I am fascinated by one key aspect of Luther. The spirit of Protestantism still exists today. For scholars, this can be harnessed as a constant pursuit of truth. For conservative churches, this could be a continued struggle to stand up for the whole truth and the purity of the gospel. For progressive churches, it means learning to evolve and give space for diverse views without compromising on fundamentals. It is a continuing tension between standing up for truth and allowing room for diversity without tearing apart a community of faith. Luther was forced out of the Church because he refused to budge from his convictions. This is a familiar pattern. Denominations have split. Churches have been torn asunder. Wars have also been fought. Is peace possible? What does it mean to speak the truth in love? One troubling thought from the book comes from the "Experts at Division" section which is a criticism of Luther. For all of his wonderful things he had achieved, he failed to create a structure to avoid infighting and division. The continued fragmentation of the Protestant Church is a case in point. Luther is no saint even though he tried to be as pious as possible. While we celebrate the birth and renewal of the Church, we need to remember that the Church is still very much a work in progress. Perhaps, one of the most hopeful pointers about the purpose of Church comes from David Wells's in his excellent book: "Courage to be Protestant."

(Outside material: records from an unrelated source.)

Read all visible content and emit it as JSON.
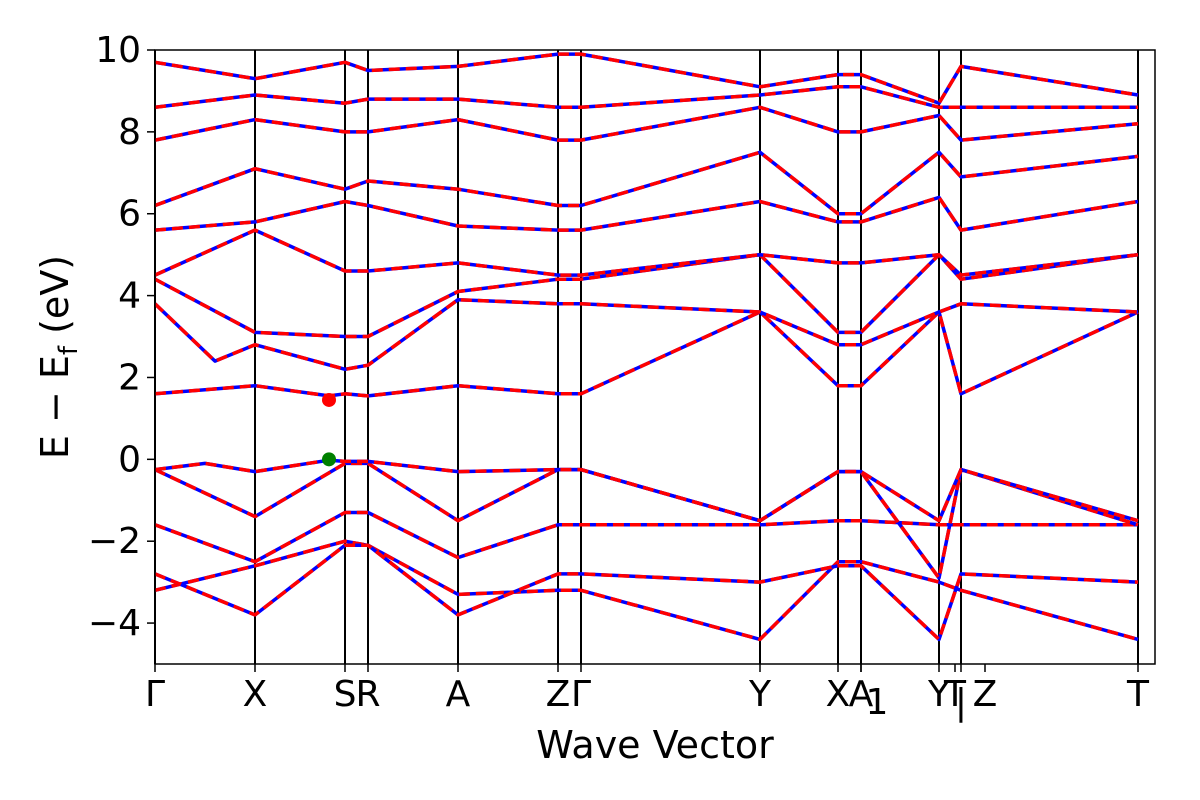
{
  "chart_data": {
    "type": "line",
    "title": "",
    "xlabel": "Wave Vector",
    "ylabel_parts": {
      "main": "E − E",
      "sub": "f",
      "unit": " (eV)"
    },
    "ylim": [
      -5,
      10
    ],
    "yticks": [
      -4,
      -2,
      0,
      2,
      4,
      6,
      8,
      10
    ],
    "ytick_labels": [
      "−4",
      "−2",
      "0",
      "2",
      "4",
      "6",
      "8",
      "10"
    ],
    "kpath_length": 1.0,
    "kpoints": [
      {
        "label": "Γ",
        "x": 0.0
      },
      {
        "label": "X",
        "x": 0.1
      },
      {
        "label": "S",
        "x": 0.19
      },
      {
        "label": "R",
        "x": 0.213
      },
      {
        "label": "A",
        "x": 0.303
      },
      {
        "label": "Z",
        "x": 0.403
      },
      {
        "label": "Γ",
        "x": 0.426
      },
      {
        "label": "Y",
        "x": 0.605
      },
      {
        "label": "X",
        "x": 0.683
      },
      {
        "label": "A",
        "x": 0.706
      },
      {
        "label": "1",
        "x": 0.706
      },
      {
        "label": "Y",
        "x": 0.784
      },
      {
        "label": "T",
        "x": 0.8
      },
      {
        "label": "|",
        "x": 0.806
      },
      {
        "label": "Z",
        "x": 0.83
      },
      {
        "label": "T",
        "x": 0.983
      }
    ],
    "kpoint_lines": [
      0.0,
      0.1,
      0.19,
      0.213,
      0.303,
      0.403,
      0.426,
      0.605,
      0.683,
      0.706,
      0.784,
      0.806,
      0.983
    ],
    "vbm": {
      "x": 0.174,
      "energy": 0.0,
      "color": "#008000"
    },
    "cbm": {
      "x": 0.174,
      "energy": 1.45,
      "color": "#ff0000"
    },
    "series_colors": {
      "calc_a": "#0000ff",
      "calc_b": "#ff0000"
    },
    "bands": [
      {
        "x": [
          0,
          0.1,
          0.19,
          0.213,
          0.303,
          0.403,
          0.426,
          0.605,
          0.683,
          0.706,
          0.784,
          0.806,
          0.983
        ],
        "y": [
          -3.2,
          -2.6,
          -2.0,
          -2.1,
          -3.3,
          -3.2,
          -3.2,
          -4.4,
          -2.5,
          -2.5,
          -3.0,
          -3.2,
          -4.4
        ]
      },
      {
        "x": [
          0,
          0.1,
          0.19,
          0.213,
          0.303,
          0.403,
          0.426,
          0.605,
          0.683,
          0.706,
          0.784,
          0.806,
          0.983
        ],
        "y": [
          -2.8,
          -3.8,
          -2.1,
          -2.1,
          -3.8,
          -2.8,
          -2.8,
          -3.0,
          -2.6,
          -2.6,
          -4.4,
          -2.8,
          -3.0
        ]
      },
      {
        "x": [
          0,
          0.1,
          0.19,
          0.213,
          0.303,
          0.403,
          0.426,
          0.605,
          0.683,
          0.706,
          0.784,
          0.806,
          0.983
        ],
        "y": [
          -1.6,
          -2.5,
          -1.3,
          -1.3,
          -2.4,
          -1.6,
          -1.6,
          -1.6,
          -1.5,
          -1.5,
          -1.6,
          -1.6,
          -1.6
        ]
      },
      {
        "x": [
          0,
          0.1,
          0.19,
          0.213,
          0.303,
          0.403,
          0.426,
          0.605,
          0.683,
          0.706,
          0.784,
          0.806,
          0.983
        ],
        "y": [
          -0.25,
          -1.4,
          -0.1,
          -0.1,
          -1.5,
          -0.25,
          -0.25,
          -1.5,
          -0.3,
          -0.3,
          -2.9,
          -0.25,
          -1.6
        ]
      },
      {
        "x": [
          0,
          0.05,
          0.1,
          0.174,
          0.19,
          0.213,
          0.303,
          0.403,
          0.426,
          0.605,
          0.683,
          0.706,
          0.784,
          0.806,
          0.983
        ],
        "y": [
          -0.25,
          -0.1,
          -0.3,
          -0.02,
          -0.05,
          -0.05,
          -0.3,
          -0.25,
          -0.25,
          -1.5,
          -0.3,
          -0.3,
          -1.5,
          -0.25,
          -1.5
        ]
      },
      {
        "x": [
          0,
          0.1,
          0.174,
          0.19,
          0.213,
          0.303,
          0.403,
          0.426,
          0.605,
          0.683,
          0.706,
          0.784,
          0.806,
          0.983
        ],
        "y": [
          1.6,
          1.8,
          1.55,
          1.6,
          1.55,
          1.8,
          1.6,
          1.6,
          3.6,
          1.8,
          1.8,
          3.6,
          1.6,
          3.6
        ]
      },
      {
        "x": [
          0,
          0.06,
          0.1,
          0.19,
          0.213,
          0.303,
          0.403,
          0.426,
          0.605,
          0.683,
          0.706,
          0.784,
          0.806,
          0.983
        ],
        "y": [
          3.8,
          2.4,
          2.8,
          2.2,
          2.3,
          3.9,
          3.8,
          3.8,
          3.6,
          2.8,
          2.8,
          3.6,
          3.8,
          3.6
        ]
      },
      {
        "x": [
          0,
          0.1,
          0.19,
          0.213,
          0.303,
          0.403,
          0.426,
          0.605,
          0.683,
          0.706,
          0.784,
          0.806,
          0.983
        ],
        "y": [
          4.4,
          3.1,
          3.0,
          3.0,
          4.1,
          4.4,
          4.4,
          5.0,
          3.1,
          3.1,
          5.0,
          4.4,
          5.0
        ]
      },
      {
        "x": [
          0,
          0.1,
          0.19,
          0.213,
          0.303,
          0.403,
          0.426,
          0.605,
          0.683,
          0.706,
          0.784,
          0.806,
          0.983
        ],
        "y": [
          4.5,
          5.6,
          4.6,
          4.6,
          4.8,
          4.5,
          4.5,
          5.0,
          4.8,
          4.8,
          5.0,
          4.5,
          5.0
        ]
      },
      {
        "x": [
          0,
          0.1,
          0.19,
          0.213,
          0.303,
          0.403,
          0.426,
          0.605,
          0.683,
          0.706,
          0.784,
          0.806,
          0.983
        ],
        "y": [
          5.6,
          5.8,
          6.3,
          6.2,
          5.7,
          5.6,
          5.6,
          6.3,
          5.8,
          5.8,
          6.4,
          5.6,
          6.3
        ]
      },
      {
        "x": [
          0,
          0.1,
          0.19,
          0.213,
          0.303,
          0.403,
          0.426,
          0.605,
          0.683,
          0.706,
          0.784,
          0.806,
          0.983
        ],
        "y": [
          6.2,
          7.1,
          6.6,
          6.8,
          6.6,
          6.2,
          6.2,
          7.5,
          6.0,
          6.0,
          7.5,
          6.9,
          7.4
        ]
      },
      {
        "x": [
          0,
          0.1,
          0.19,
          0.213,
          0.303,
          0.403,
          0.426,
          0.605,
          0.683,
          0.706,
          0.784,
          0.806,
          0.983
        ],
        "y": [
          7.8,
          8.3,
          8.0,
          8.0,
          8.3,
          7.8,
          7.8,
          8.6,
          8.0,
          8.0,
          8.4,
          7.8,
          8.2
        ]
      },
      {
        "x": [
          0,
          0.1,
          0.19,
          0.213,
          0.303,
          0.403,
          0.426,
          0.605,
          0.683,
          0.706,
          0.784,
          0.806,
          0.983
        ],
        "y": [
          8.6,
          8.9,
          8.7,
          8.8,
          8.8,
          8.6,
          8.6,
          8.9,
          9.1,
          9.1,
          8.6,
          8.6,
          8.6
        ]
      },
      {
        "x": [
          0,
          0.1,
          0.19,
          0.213,
          0.303,
          0.403,
          0.426,
          0.605,
          0.683,
          0.706,
          0.784,
          0.806,
          0.983
        ],
        "y": [
          9.7,
          9.3,
          9.7,
          9.5,
          9.6,
          9.9,
          9.9,
          9.1,
          9.4,
          9.4,
          8.7,
          9.6,
          8.9
        ]
      }
    ]
  }
}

"This kind of church is an outpost of the kingdom, a sign of things to come in Christ’s sovereign rule. And this, I dare say, is the only reason we have for the church’s existence and service. It is the anticipation of that great day when Christ returns in his glory. It is pointing beyond itself to that moment. It lives in this world, but it lives because it has seen the glory of the coming of the Lord. This is the knowledge that changes everything. Business savvy, organizational wizardry, cultural relevance are simply no substitute for this. Unless the Lord rebuilds the evangelical church today, as we humble ourselves before him and hear afresh his Word, it will not be rebuilt. But if it is, then what we will see will be the true “attractional church.”
If you want to have a readable summary of Luther's life, this book is highly recommended.

Rating: 4.75 stars of 5.


This book has been provided courtesy of Abilene Christian University Press and NetGalley without requiring a positive review. All opinions offered above are mine unless otherwise stated or implied.